I think it is. One of the things that we observed early on is this notion that we now call ”whiteboard friendliness”, that graph databases are whiteboard friendly and those are the observations we made when we first started building external projects for Neo4j. Quite a while ago now, the first thing we did as consultants really - that’s basically what we were back then - we started engaging a client, we got him into a room with lots of whiteboards, and we started brainstorming around the domain.
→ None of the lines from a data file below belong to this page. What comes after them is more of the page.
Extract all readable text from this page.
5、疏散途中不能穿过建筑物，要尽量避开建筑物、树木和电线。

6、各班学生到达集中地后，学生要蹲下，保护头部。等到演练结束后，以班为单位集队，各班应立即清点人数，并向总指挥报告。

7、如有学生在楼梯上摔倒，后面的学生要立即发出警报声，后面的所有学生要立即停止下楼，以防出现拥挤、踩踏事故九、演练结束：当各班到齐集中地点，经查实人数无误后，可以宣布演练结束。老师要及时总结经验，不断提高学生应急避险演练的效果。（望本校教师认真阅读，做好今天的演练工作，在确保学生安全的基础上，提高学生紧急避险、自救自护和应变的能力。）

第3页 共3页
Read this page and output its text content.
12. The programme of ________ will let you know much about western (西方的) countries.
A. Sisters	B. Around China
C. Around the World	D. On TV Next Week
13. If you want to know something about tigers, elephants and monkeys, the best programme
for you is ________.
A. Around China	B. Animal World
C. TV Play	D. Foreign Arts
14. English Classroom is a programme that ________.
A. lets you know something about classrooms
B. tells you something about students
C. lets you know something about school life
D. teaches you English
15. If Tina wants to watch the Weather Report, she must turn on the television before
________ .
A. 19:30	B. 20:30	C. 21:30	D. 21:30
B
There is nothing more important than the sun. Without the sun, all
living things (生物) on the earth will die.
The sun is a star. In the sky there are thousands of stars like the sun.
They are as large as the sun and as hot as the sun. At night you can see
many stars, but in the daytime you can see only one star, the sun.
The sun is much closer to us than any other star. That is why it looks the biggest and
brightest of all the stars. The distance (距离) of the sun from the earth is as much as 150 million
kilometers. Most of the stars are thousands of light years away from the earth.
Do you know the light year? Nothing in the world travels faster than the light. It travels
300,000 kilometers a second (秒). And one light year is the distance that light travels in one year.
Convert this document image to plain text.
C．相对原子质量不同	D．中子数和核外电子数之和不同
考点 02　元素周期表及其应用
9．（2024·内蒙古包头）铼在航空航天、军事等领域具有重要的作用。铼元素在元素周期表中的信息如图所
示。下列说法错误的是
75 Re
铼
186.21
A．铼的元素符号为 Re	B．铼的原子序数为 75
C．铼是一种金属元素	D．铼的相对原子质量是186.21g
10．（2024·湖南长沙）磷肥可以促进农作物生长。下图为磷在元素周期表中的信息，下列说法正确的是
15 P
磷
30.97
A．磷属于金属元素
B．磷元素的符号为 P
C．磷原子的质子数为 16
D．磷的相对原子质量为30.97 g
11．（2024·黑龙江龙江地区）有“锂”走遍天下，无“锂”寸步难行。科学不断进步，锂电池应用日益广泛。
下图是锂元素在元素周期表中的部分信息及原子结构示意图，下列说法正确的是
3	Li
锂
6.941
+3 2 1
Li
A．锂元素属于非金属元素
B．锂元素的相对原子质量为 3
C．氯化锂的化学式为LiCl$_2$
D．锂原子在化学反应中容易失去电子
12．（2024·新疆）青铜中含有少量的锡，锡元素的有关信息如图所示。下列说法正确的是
What we saw there was that very seldom did these people - weren’t plagued with a computer science degree - know anything about first normal form or ER modeling or anything like this, right? But they were awesome at pensions or retail or whatever the domain was and when we brainstormed very seldom did they end up growing tables, maybe if you would be building like a payroll system, maybe that’s very tabular, but a retail system is like “Hey, we have a custumer here and yes, a shopping cart, actually two shopping carts potentially and those include orders which include order items which refer back to a product and actually a product belongs to a category.”
And so they end up brainstorming like this and the amazing thing we saw was that six months down the line when we’ve put that in production we saw a one-to-one mapping between what was written on the whiteboard and what was actually reflected in the graph. I believe that if you talk to some of the developers who are actually writing code between the white boarding sessions and it’s up running in production, the cognitivemodel of the programmer would be that of the white boarding. They thought of the domain in that way and having that one-to-one mapping represented in the graph I think is extraordinarily powerful.
3. But aren’t there performance trade-offs with graph databases? Graphs can quickly become very complex - as they are with social graphs for instance. Surely there are some performnace trade-offs that occur when you traverse these large, complex graphs.
Yes, I mean, so there is always a tradeoff, right? However I think when it comes to performance and complex and connected data the graph database shines. So Neo4j, as an example, with warm caches can do between one to two million hops in a graph per second, I mean that’s pretty damn fast and you can cover a lot of grownd, you know, a couple of million hops in a graph.
However, if you have very tabular, structured data and you want the average age of all the records that have an age property, that’s not a good operation for a graph database, that’s basically “visit every single node and take an aggregate and do an average of that.” The relational database is perfect for that.
So it all comes down to choosing the right tool for the job which fundamentally is what NoSQLNoSQL is supposed to give us, right? We are now at a point where the right answer isn’t always the relational database, it’s not always the wrong answer eihter, but at least now as engineers who take our craft seriously, we should look at the data layer and choose different tools, that are appropriate for the job.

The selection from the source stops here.